Oil bell may ring in world shortage
PARIS: In its February, 1920 issue, the National Geographic Magazine wondered, in an article by George Otis Smith, the director of the US Geological Survey, 'Where will our Children Get It When American Wells Cease to Flow?'
By that time - only 60 years after the world's first oil well came on stream at Titusville, Pennsylvania - the magazine estimated, 'we have already reached the point where we are consuming more oil than we produce'. "
Of course, technology and oil discoveries enabled the United States to continue producing at far greater levels for several decades more.
Nevertheless, that old article shows that there is nothing new about the concern regarding depletion of a commodity on which the industrialised world, and rapidly developing great powers such as China and India, are so heavily dependent.
Now, with oil having recently peaked at 70 dollars a barrel, a record high price even though not the highest in real terms after inflation, politicians and industry analysts are asking whether the world itself has reached a similar tipping point-the point at which consumption starts exceeding production and prices climb inexorably upwards.
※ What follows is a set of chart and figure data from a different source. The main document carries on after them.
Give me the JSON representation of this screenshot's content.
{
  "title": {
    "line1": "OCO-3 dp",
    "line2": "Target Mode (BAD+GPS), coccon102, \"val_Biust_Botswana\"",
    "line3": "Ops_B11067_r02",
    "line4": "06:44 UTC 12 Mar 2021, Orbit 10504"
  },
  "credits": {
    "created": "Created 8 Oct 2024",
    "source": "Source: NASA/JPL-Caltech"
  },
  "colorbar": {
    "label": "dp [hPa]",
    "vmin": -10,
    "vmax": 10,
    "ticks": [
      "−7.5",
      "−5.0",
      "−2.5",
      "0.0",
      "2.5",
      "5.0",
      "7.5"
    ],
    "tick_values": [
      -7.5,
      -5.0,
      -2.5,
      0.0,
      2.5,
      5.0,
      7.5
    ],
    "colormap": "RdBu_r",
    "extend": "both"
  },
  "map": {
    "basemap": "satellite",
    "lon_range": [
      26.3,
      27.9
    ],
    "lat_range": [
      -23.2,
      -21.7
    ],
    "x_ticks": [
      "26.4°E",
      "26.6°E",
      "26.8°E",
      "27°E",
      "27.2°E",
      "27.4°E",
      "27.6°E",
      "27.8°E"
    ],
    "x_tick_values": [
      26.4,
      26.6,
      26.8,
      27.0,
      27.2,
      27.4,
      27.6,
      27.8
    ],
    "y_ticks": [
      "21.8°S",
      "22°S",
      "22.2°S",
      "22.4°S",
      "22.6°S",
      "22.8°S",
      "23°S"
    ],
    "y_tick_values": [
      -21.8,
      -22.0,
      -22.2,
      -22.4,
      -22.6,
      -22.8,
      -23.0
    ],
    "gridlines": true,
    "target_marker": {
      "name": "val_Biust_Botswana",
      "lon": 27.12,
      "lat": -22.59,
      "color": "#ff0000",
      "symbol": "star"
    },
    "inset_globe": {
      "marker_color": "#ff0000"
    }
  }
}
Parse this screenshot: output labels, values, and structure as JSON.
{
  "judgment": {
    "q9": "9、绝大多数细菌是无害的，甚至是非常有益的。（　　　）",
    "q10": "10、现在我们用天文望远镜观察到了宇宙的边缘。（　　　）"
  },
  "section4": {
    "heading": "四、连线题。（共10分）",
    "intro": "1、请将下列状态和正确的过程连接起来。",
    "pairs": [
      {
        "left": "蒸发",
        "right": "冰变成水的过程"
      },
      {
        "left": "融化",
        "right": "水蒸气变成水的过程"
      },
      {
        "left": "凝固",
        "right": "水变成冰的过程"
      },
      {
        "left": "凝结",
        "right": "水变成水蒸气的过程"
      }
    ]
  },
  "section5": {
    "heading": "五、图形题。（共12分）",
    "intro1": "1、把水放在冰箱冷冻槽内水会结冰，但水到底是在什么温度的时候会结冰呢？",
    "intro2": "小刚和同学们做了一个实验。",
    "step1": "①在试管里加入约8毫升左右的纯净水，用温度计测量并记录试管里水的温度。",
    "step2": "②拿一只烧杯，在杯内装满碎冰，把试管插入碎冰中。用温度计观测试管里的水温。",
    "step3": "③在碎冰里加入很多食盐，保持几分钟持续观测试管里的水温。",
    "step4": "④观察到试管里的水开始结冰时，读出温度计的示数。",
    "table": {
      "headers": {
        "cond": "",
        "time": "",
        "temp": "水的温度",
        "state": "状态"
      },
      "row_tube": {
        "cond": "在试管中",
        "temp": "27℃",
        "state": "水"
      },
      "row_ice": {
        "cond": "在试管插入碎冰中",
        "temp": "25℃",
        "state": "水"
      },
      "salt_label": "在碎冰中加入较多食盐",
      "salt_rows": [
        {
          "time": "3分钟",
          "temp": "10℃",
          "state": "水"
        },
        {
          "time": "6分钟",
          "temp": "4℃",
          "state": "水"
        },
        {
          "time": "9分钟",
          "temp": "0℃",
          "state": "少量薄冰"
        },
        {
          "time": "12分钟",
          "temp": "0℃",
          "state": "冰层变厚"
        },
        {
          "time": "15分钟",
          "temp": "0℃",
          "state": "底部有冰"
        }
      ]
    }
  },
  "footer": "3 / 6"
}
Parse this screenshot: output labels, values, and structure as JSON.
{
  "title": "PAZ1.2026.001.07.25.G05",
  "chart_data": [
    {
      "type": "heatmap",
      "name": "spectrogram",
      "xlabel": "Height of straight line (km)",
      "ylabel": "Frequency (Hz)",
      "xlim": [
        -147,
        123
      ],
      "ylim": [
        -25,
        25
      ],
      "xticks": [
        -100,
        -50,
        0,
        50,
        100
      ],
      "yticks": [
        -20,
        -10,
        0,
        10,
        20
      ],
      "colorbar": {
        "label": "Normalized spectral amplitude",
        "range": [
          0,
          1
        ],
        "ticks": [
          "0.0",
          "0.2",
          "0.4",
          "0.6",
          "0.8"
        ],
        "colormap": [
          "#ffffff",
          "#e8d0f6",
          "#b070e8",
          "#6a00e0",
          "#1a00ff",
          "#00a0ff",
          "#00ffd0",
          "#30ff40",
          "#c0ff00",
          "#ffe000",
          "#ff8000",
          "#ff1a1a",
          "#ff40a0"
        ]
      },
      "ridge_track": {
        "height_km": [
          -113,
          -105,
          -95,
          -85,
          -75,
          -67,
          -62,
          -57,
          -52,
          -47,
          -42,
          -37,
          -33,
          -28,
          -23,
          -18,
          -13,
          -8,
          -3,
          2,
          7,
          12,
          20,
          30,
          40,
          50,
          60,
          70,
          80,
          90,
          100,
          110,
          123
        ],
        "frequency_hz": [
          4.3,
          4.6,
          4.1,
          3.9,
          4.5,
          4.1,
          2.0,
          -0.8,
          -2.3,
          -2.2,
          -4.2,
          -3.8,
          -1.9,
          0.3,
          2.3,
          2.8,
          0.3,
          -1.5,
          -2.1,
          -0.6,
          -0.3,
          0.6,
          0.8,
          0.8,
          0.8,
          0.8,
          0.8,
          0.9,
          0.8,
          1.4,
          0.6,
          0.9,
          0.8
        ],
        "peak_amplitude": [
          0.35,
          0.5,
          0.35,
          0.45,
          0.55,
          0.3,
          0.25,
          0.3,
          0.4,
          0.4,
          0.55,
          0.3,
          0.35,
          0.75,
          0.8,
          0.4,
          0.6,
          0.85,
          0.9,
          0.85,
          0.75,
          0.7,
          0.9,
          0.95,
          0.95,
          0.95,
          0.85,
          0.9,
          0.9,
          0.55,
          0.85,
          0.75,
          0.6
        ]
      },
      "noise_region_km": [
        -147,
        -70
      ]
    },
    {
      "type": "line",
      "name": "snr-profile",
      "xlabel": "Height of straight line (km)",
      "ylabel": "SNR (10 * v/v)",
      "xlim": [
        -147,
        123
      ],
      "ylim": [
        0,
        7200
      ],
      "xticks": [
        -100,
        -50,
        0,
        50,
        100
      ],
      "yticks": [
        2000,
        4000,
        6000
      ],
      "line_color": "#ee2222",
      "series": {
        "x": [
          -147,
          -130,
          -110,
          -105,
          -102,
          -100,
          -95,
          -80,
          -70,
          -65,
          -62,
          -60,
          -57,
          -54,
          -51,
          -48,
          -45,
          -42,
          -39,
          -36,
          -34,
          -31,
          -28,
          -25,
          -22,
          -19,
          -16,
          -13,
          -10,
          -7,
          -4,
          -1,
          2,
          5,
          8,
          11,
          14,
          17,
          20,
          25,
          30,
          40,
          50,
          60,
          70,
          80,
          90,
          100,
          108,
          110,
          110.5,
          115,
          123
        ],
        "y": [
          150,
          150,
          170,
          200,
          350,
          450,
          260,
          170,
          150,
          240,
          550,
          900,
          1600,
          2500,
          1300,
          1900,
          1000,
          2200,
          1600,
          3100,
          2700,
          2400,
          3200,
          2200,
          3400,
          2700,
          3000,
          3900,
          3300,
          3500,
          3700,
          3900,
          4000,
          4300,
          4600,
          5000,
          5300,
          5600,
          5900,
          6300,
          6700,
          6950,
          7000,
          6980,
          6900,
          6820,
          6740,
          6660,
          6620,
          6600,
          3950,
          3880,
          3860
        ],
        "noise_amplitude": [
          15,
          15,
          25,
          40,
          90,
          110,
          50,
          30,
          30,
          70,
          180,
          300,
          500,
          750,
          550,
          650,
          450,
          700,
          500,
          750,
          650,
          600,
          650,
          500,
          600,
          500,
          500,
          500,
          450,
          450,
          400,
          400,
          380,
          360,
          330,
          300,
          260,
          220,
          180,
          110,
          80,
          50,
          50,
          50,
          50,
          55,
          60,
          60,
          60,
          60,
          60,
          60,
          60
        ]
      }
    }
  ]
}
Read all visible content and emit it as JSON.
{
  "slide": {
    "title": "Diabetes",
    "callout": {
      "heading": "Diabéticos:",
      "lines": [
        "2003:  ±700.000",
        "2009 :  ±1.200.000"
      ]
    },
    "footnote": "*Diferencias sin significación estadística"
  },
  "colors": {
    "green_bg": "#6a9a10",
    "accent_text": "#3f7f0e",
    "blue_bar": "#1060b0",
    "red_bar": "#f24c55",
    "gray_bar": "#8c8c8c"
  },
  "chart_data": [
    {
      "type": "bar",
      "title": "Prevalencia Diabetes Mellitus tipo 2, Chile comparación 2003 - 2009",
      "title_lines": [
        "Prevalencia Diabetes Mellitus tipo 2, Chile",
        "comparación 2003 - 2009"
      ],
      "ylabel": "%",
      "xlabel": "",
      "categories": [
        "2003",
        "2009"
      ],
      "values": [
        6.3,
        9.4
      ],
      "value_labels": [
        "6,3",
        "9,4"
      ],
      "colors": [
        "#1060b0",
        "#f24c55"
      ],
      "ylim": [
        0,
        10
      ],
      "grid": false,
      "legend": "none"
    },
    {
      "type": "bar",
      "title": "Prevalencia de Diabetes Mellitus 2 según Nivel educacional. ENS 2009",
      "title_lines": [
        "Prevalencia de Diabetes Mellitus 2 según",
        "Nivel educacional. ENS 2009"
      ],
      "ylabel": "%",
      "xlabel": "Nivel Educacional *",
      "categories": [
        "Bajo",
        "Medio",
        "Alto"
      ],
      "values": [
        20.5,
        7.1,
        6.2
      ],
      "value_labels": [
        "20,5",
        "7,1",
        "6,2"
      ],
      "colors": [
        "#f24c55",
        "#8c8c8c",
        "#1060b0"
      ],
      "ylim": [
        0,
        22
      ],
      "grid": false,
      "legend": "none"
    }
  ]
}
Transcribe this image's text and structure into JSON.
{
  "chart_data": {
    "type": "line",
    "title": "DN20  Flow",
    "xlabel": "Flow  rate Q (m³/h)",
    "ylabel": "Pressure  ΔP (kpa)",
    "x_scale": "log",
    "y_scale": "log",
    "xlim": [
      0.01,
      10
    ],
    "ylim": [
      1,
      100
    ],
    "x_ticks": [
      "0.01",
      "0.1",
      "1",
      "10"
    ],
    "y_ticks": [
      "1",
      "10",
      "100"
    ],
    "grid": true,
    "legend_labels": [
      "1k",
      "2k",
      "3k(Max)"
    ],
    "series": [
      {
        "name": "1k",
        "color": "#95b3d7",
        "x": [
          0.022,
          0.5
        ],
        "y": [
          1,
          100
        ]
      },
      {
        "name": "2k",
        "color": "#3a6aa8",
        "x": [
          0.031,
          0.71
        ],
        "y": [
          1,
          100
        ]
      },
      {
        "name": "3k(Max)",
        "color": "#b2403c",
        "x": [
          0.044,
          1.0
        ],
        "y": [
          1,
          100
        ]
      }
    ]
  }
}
French Prime Minister Dominique de Villepin is one of those who believe we have reached such a point. The time has come to prepare for the "post-oil era", he said in a radio interview earlier this week. "We must all incorporate this change in our behaviour and reduce consumption."
Venezuelan president Hugo Chavez has put it more bluntly. "The world should forget about cheap oil," he said.
The sudden leap in oil prices, exacerbated by Hurricane Katrina, is the latest in a series of oil shocks in the past three decades-the most serious being those sparked by the Arab Israeli war in 1973 and the Iranian Revolution in 1978-1979.
There is, according to Swedish scientist Kjedll Aleklett a major difference between the current oil crisis and the earlier oil shocks. There was a political reason for them-war, revolution-but today the crisis is caused by a combination of unprecedented demand, a shortage of refining capacity and the fear of strategic shortages to come.